BMC Microbiology (Mar 2024)
Structure predictions and functional insights into Amidase_3 domain containing N-acetylmuramyl-L-alanine amidases from Deinococcus indicus DR1
Abstract
Abstract Background N-acetylmuramyl-L-alanine amidases are cell wall modifying enzymes that cleave the amide bond between the sugar residues and stem peptide in peptidoglycan. Amidases play a vital role in septal cell wall cleavage and help separate daughter cells during cell division. Most amidases are zinc metalloenzymes, and E. coli cells lacking amidases grow as chains with daughter cells attached to each other. In this study, we have characterized two amidase enzymes from Deinococcus indicus DR1. D. indicus DR1 is known for its high arsenic tolerance and unique cell envelope.
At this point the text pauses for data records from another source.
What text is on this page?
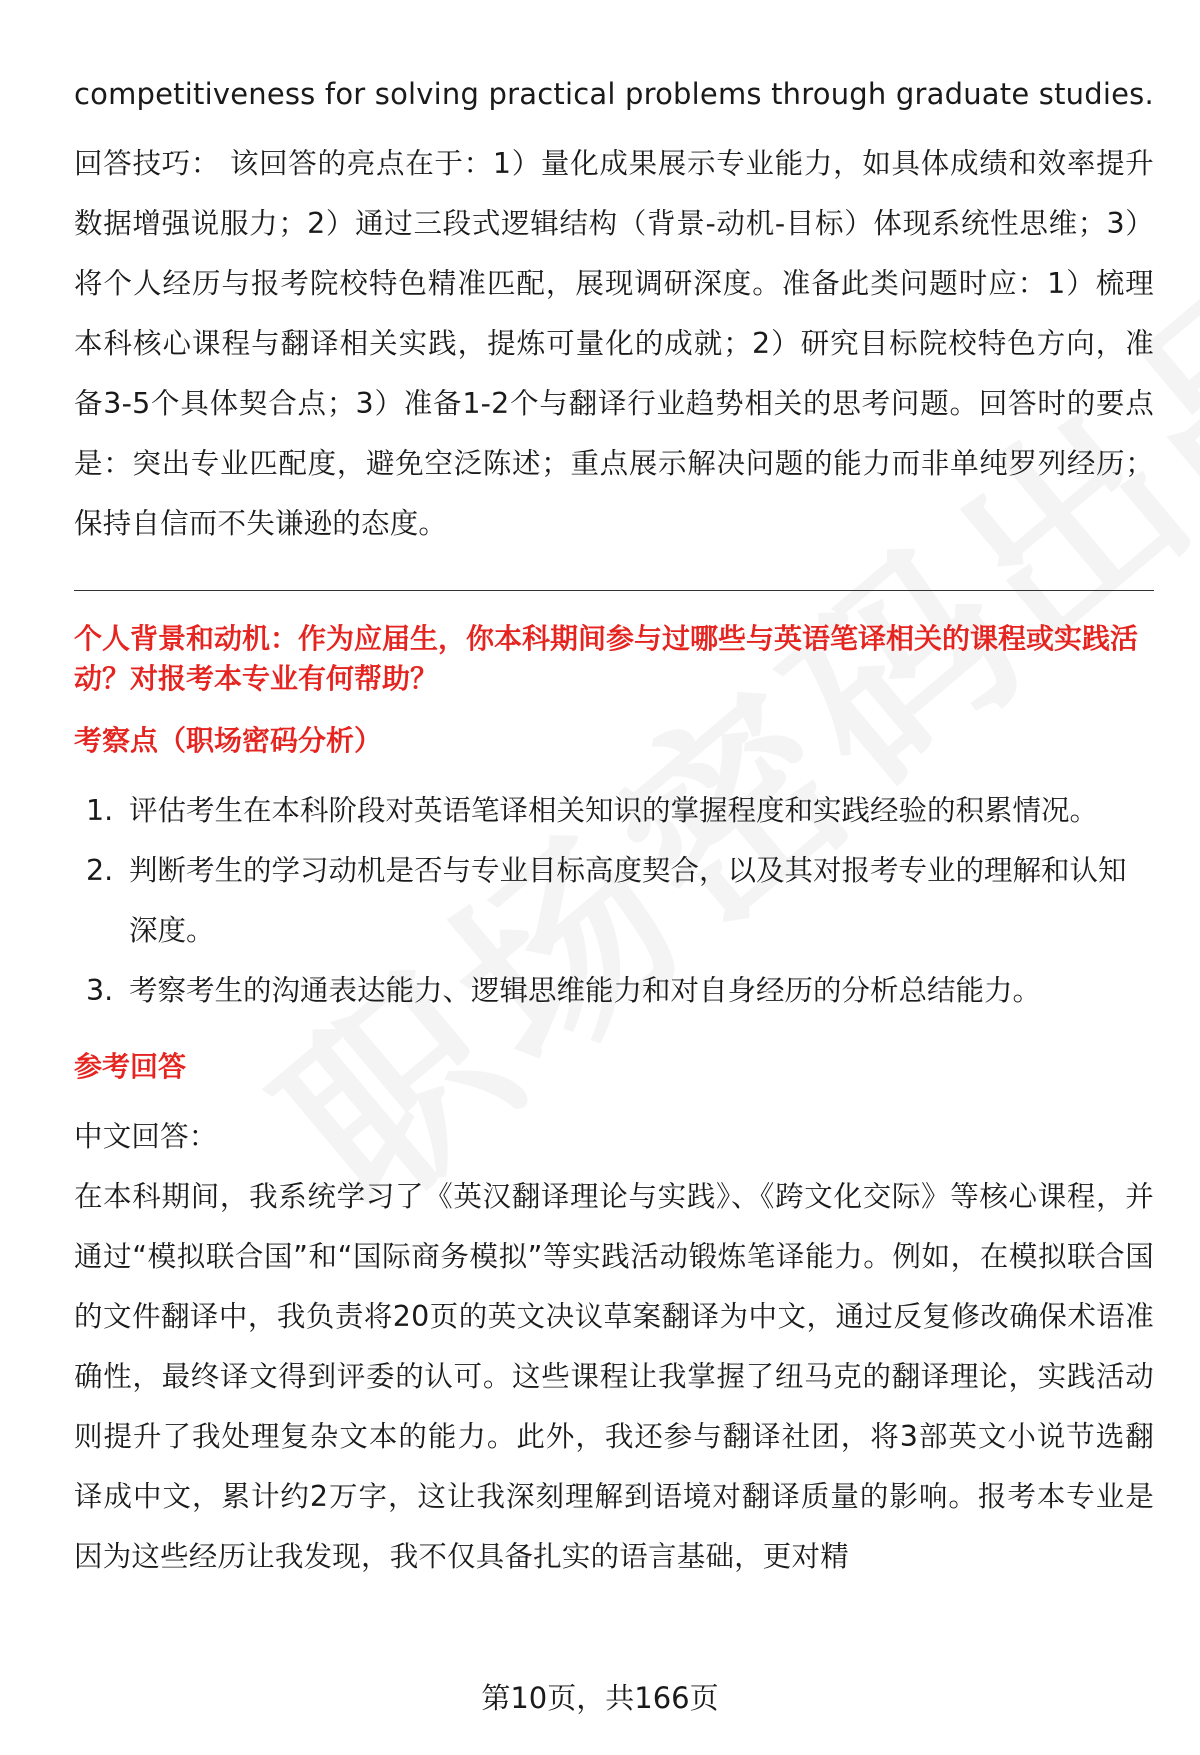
competitiveness for solving practical problems through graduate studies.

回答技巧： 该回答的亮点在于：1）量化成果展示专业能力，如具体成绩和效率提升数据增强说服力；2）通过三段式逻辑结构（背景-动机-目标）体现系统性思维；3）将个人经历与报考院校特色精准匹配，展现调研深度。准备此类问题时应：1）梳理本科核心课程与翻译相关实践，提炼可量化的成就；2）研究目标院校特色方向，准备3-5个具体契合点；3）准备1-2个与翻译行业趋势相关的思考问题。回答时的要点是：突出专业匹配度，避免空泛陈述；重点展示解决问题的能力而非单纯罗列经历；保持自信而不失谦逊的态度。

个人背景和动机：作为应届生，你本科期间参与过哪些与英语笔译相关的课程或实践活动？对报考本专业有何帮助？

考察点（职场密码分析）

1. 评估考生在本科阶段对英语笔译相关知识的掌握程度和实践经验的积累情况。
2. 判断考生的学习动机是否与专业目标高度契合，以及其对报考专业的理解和认知深度。
3. 考察考生的沟通表达能力、逻辑思维能力和对自身经历的分析总结能力。

参考回答

中文回答：

在本科期间，我系统学习了《英汉翻译理论与实践》、《跨文化交际》等核心课程，并通过“模拟联合国”和“国际商务模拟”等实践活动锻炼笔译能力。例如，在模拟联合国的文件翻译中，我负责将20页的英文决议草案翻译为中文，通过反复修改确保术语准确性，最终译文得到评委的认可。这些课程让我掌握了纽马克的翻译理论，实践活动则提升了我处理复杂文本的能力。此外，我还参与翻译社团，将3部英文小说节选翻译成中文，累计约2万字，这让我深刻理解到语境对翻译质量的影响。报考本专业是因为这些经历让我发现，我不仅具备扎实的语言基础，更对精

第10页，共166页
However, details of their cell wall biogenesis remain largely unexplored. Results We have characterized two amidases Ami1 Di and Ami2 Di from D. indicus DR1. Both Ami1 Di and Ami2 Di suppress cell separation defects in E. coli amidase mutants, suggesting that these enzymes are able to cleave septal cell wall. Ami1 Di and Ami2 Di proteins possess the Amidase_3 catalytic domain with conserved –GHGG- motif and Zn2+ binding sites. Zn2+- binding in Ami1 Di is crucial for amidase activity. AlphaFold2 structures of both Ami1 Di and Ami2 Di were predicted, and Ami1 Di was a closer homolog to AmiA of E. coli. Conclusion Our results indicate that Ami1 Di and Ami2 Di enzymes can cleave peptidoglycan, and structural prediction studies revealed insights into the activity and regulation of these enzymes in D. indicus DR1.